Sands’ resignation was appropriate in light of facts

Dear Editor,

There are those who believe the health services response will be greatly impacted by the resignation of Dr. Duane Sands as minister of health.

I do not believe this is the case.

The machinery for decision making and implementation is firmly established within the Ministry of Health.

In fact, any suit (or dress) can fill that position and we will probably get more of what we have been getting in terms of medical decisions! The only thing that may change is how clearly information is delivered.

There are also those who believe Dr. Sands was fired while performing a selfless act in the best interest of the country or that his resignation was political. I believe the evidence now available says otherwise. In fact, his resignation was the appropriate thing to do in light of the facts.

On January 21, 2020, the first case of the novel coronavirus was diagnosed in America.

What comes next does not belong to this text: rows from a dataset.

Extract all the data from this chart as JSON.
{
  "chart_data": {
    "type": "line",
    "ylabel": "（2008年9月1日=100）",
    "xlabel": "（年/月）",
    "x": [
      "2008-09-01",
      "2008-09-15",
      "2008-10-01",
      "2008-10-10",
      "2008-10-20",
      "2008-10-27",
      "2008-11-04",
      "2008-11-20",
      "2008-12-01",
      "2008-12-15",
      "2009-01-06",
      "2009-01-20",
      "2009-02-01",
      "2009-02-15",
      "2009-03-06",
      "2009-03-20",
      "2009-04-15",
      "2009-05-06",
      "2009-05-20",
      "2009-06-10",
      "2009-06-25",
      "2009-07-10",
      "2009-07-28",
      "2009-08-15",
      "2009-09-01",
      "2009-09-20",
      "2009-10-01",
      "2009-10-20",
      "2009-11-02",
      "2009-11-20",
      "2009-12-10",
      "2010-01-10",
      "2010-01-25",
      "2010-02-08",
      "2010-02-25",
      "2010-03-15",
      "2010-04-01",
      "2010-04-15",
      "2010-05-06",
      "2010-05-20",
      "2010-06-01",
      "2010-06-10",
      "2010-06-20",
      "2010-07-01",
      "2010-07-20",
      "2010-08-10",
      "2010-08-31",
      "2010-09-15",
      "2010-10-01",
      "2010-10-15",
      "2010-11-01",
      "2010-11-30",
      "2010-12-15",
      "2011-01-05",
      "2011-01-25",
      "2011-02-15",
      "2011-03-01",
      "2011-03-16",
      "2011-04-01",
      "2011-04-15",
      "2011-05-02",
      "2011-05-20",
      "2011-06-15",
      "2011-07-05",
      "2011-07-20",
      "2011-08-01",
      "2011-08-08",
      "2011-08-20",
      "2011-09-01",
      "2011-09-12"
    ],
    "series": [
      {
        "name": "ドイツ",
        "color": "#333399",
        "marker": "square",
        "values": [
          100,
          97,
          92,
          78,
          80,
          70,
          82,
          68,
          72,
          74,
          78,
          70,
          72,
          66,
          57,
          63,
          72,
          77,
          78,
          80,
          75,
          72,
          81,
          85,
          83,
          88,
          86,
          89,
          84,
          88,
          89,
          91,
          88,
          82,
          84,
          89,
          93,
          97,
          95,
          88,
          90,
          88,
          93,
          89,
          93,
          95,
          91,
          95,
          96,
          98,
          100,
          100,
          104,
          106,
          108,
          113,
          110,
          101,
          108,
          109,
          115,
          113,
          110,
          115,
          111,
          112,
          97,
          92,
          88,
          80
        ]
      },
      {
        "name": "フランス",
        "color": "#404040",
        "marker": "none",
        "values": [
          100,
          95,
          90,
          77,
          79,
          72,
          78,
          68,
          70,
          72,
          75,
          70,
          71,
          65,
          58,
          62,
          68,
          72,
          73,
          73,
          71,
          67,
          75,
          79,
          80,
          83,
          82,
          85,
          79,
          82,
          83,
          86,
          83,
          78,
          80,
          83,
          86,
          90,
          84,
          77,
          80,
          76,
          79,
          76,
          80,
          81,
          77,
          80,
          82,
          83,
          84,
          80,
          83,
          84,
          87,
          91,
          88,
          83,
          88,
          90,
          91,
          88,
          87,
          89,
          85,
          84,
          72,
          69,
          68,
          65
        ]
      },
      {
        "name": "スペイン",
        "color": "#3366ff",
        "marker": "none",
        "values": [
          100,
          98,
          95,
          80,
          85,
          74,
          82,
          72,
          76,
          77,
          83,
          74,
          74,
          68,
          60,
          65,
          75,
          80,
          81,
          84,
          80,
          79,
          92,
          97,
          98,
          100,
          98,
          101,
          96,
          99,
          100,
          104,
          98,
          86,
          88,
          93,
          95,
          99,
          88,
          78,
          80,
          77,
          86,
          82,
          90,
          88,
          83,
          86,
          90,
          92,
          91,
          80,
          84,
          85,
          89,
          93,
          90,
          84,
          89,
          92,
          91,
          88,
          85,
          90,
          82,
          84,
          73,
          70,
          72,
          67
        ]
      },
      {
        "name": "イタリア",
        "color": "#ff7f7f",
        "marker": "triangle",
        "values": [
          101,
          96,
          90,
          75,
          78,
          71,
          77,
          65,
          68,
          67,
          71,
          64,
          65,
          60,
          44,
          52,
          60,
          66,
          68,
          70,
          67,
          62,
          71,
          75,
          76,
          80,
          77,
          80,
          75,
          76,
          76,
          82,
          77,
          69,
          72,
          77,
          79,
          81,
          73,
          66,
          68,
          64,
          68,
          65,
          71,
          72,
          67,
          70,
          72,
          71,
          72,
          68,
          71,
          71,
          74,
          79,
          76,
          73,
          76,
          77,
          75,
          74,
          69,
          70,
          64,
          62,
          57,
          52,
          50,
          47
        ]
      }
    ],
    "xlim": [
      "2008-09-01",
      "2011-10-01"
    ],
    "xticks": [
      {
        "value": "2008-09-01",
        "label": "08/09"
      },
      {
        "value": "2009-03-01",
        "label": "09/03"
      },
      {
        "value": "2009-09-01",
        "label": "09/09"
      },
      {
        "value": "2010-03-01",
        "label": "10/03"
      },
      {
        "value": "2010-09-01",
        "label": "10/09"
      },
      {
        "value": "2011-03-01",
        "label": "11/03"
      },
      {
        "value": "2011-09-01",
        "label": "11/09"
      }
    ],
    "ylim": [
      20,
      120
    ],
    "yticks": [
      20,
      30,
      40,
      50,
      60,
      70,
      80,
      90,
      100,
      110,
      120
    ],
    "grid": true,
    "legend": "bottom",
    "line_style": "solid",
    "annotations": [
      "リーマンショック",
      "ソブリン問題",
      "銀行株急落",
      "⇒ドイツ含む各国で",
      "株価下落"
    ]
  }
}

Sometime in February, PAHO donated the first set of test kits that were used to set up the national reference lab for this virus.

To date, The Bahamas has performed about 1,500 tests for a population of approximately 400,000 persons.

This means that only approximately 0.3 percent of this population has been tested for coronavirus while Dr. Sands was minister of health and making policy decisions!

Fast forward to his resignation over swabs for test kits just days ago and one wonders what happened to the window of opportunity to procure test kits with appropriate swabs between January and now because, remember, they did procure kits WITHOUT swabs!

Surely there was not the scarcity of swabs, or major disruptions in the global supply chain for swabs in February or March when pockets of the virus in the U.S. and Canada were at a minimum.

It makes it difficult to believe the minister saw testing as a matter of utmost importance. One also wonders how private citizens could get access to such a rare commodity as these swabs, but the government of The Bahamas, with all its global friends and “partners” could not!

If the swabs at the center of the controversy were so important to the national interest, then why didn’t those well-meaning residents send them by courier such as FedEx?

One possible answer may be that the efficacy of the swabs might be adversely affected by the residents not having them in their personal possession at the time of delivery to the appropriate agency.

No, it appears this debacle is about abuse of power and privilege. It seems the residents see this country as a banana republic.

That makes the residents right and every Bahamian’s blood should boil at this thought!